Monday, 24 October 2016

Corporate Social Responsibility and Compliance: Adopting a Principles-Based Approach to Performance

This is the seventh in a series of posts reflecting excerpts from a chapter authored on corporate social responsibility (“CSR”) for the Corporate Legal Compliance Handbook.

CSR places concrete performance goals in an aspirational context: it can infuse corporate compliance requirements with a level of intrinsic motivation whereby company employees share a collective sense that the company is trying to improve its performance and act in a responsible manner. 

A compliance program should ideally support a company’s commitment to responsible business behavior: compliance requirements should not be the driver of operational change, but rather should be consistent with the company’s over-arching sense of what should be done.

Ideally, a company’s CSR commitments will be aligned with corporate values. Effectively leveraging the linkages between corporate values, CSR commitments, and compliance processes can promote an overall compliance culture that is not purely “rules” focused but rather based on a collective sense that every employee is expected to fulfill their responsibilities in a principled manner. 

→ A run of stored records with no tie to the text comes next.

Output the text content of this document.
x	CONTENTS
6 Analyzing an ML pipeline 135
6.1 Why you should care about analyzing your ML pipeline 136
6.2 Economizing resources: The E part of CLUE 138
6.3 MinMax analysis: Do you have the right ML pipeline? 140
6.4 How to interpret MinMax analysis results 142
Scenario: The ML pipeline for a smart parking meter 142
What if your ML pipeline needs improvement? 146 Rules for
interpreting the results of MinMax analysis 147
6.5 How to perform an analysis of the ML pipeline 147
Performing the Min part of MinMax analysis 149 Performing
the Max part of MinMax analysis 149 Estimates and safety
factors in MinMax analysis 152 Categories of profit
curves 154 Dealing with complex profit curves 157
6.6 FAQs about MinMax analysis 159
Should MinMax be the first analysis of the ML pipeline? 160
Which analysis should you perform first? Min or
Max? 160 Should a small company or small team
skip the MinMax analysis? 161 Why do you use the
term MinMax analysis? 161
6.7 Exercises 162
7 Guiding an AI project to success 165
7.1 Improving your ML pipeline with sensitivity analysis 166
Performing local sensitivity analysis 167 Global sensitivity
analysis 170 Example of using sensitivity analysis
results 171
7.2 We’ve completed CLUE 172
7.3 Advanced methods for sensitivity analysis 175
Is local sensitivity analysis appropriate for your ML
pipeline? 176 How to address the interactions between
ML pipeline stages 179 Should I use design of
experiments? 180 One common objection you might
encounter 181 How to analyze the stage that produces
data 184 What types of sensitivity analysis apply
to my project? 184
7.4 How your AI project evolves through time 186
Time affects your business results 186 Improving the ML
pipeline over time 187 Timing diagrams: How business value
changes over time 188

An article in Corporate Compliance Insights observed, “only after we inspire our organizations, employees, and supply chain to reason through a lens of integrity, self-govern their personal actions, and influence the actions of their peers will we ever be able to achieve compliance with the law and maintain an ethical culture.”

CSR can promote an approach to compliance that is built on values and supported by robust management systems: such an approach provides a company with the capacity to adjust, as necessary, to future regulatory and legislative changes that may be reflective of shifting stakeholder expectations.